Table 3. Binary logistic regression model identifies tumour depth as an independent predictor of lower cSCC R-Smad activity.
Variable | DF | Χ2 (Wald) | P (<0.05) | R.R | 95% CI |
---|---|---|---|---|---|
Depth | 1 | 7.447 | 0.006 | 1.127 | 1.034-1.227 |
Poorly diff | 1 | 3.125 | 0.077 | ||
Site = Lower limb | 1 | 1.168 | 0.280 | ||
Diameter | - | 1.107 | 0.293 | ||
Invasion beyond fat | 1 | 0.739 | 0.390 | ||
Site = Torso | 1 | 0.629 | 0.428 | ||
Clark level ≥IV | 1 | 0.140 | 0.708 | ||
Site = Upper limb | 1 | 0.114 | 0.736 | ||
Site = High-risk H&N | 1 | 0.82 | 0.774 | ||
PNI | 1 | 0.48 | 0.827 | ||
Site = Low-risk H&N | 1 | 0.019 | 0.889 |
Binary outcome = TGF-β Signalling “off” * (0=No, 1=Yes).

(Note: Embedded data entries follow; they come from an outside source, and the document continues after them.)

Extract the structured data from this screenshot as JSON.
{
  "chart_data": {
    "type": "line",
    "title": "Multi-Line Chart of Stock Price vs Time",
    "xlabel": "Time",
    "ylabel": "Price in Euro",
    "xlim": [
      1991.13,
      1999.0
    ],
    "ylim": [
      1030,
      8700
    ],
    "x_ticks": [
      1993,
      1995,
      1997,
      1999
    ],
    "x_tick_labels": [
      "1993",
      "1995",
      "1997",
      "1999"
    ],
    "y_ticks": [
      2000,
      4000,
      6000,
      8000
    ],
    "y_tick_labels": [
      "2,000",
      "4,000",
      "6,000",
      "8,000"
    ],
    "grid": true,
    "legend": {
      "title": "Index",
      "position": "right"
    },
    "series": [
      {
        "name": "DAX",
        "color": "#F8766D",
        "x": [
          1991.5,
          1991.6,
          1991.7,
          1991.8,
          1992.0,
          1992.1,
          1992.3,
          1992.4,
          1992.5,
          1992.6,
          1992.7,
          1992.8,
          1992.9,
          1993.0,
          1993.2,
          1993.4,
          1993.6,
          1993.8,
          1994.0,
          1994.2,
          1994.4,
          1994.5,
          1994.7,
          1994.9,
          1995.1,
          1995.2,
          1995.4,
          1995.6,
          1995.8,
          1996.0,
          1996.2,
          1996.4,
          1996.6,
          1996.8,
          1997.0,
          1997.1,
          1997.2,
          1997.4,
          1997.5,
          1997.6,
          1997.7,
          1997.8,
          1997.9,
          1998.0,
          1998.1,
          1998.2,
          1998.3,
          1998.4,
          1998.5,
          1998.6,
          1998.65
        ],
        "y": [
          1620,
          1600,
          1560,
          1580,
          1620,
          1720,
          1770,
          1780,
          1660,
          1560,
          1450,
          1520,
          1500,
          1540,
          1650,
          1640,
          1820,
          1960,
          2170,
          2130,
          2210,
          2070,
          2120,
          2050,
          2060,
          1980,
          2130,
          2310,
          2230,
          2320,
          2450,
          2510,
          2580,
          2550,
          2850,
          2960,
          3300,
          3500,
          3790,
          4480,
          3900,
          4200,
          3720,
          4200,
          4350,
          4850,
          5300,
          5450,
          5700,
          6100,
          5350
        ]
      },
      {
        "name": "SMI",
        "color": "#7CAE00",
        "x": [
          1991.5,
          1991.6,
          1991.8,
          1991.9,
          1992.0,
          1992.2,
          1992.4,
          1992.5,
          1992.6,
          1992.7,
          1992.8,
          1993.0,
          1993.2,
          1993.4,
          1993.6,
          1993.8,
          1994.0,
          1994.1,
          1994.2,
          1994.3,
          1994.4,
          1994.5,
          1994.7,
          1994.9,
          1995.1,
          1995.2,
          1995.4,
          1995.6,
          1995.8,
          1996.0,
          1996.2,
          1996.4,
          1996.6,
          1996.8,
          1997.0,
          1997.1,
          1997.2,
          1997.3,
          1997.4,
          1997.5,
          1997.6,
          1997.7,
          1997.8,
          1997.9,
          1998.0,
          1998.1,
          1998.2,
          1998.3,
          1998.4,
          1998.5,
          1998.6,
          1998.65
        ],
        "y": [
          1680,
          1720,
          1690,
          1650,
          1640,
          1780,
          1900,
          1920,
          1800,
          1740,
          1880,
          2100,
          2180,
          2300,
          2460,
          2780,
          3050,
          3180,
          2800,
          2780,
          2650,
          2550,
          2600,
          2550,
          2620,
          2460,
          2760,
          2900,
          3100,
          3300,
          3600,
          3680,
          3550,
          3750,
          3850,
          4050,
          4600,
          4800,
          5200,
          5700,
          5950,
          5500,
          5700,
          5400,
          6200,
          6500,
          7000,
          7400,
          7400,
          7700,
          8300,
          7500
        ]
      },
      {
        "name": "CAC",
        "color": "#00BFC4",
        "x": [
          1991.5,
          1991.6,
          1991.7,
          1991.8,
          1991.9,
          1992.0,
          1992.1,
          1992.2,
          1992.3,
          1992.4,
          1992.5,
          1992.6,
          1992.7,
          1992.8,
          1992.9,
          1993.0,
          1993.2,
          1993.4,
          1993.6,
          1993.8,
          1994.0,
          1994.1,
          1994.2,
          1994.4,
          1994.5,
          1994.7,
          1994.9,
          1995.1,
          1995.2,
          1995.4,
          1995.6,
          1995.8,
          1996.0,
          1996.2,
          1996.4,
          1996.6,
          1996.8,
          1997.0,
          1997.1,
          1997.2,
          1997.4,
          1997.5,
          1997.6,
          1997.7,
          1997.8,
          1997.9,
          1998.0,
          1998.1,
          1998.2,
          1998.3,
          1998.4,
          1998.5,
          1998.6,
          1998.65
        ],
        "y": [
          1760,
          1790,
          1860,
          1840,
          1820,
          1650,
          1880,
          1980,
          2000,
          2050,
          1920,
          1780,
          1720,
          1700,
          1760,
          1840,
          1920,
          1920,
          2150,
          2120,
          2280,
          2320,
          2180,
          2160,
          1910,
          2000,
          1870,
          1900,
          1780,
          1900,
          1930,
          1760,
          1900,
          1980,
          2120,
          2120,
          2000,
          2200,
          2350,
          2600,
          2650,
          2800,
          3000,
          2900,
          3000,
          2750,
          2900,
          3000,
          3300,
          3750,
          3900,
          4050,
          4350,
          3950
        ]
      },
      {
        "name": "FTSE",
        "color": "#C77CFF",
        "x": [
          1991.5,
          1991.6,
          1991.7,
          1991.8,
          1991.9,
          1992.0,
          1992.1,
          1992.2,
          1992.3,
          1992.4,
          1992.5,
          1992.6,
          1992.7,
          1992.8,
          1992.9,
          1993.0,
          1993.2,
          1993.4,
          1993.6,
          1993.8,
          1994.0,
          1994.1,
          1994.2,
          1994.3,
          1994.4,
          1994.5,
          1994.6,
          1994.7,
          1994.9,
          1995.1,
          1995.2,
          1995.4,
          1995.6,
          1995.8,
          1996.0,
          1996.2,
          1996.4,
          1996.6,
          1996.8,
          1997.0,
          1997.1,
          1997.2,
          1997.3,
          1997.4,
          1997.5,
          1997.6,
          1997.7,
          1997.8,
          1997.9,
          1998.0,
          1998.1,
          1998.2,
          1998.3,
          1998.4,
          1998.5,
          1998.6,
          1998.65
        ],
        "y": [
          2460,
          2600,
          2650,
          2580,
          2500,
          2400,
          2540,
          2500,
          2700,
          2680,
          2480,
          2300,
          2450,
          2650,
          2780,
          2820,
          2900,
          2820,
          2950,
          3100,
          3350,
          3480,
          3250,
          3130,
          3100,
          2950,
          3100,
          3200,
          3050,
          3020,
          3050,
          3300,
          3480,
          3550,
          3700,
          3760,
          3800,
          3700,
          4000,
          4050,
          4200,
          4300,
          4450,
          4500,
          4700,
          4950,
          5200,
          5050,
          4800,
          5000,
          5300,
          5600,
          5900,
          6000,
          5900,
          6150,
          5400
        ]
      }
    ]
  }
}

*≤25th Percentile of the mean (PO4-SMAD2 = ≤ 76, PO4-SMAD3 = ≤ 41). B = Co-efficients, S.E = Standard error of co-efficients, Wald = Wald chi-squared value. df = degree of freedom, Sig. = 2-tailed p-value for testing null hypothesis. Exp(B) = Exponentiation of co-efficients (Odds ratios), C.I = Confidence intervals. H&N = Sun-exposed head and neck, Clark Level IV = Invasion into the reticular dermis, PNI = Perineural invasion.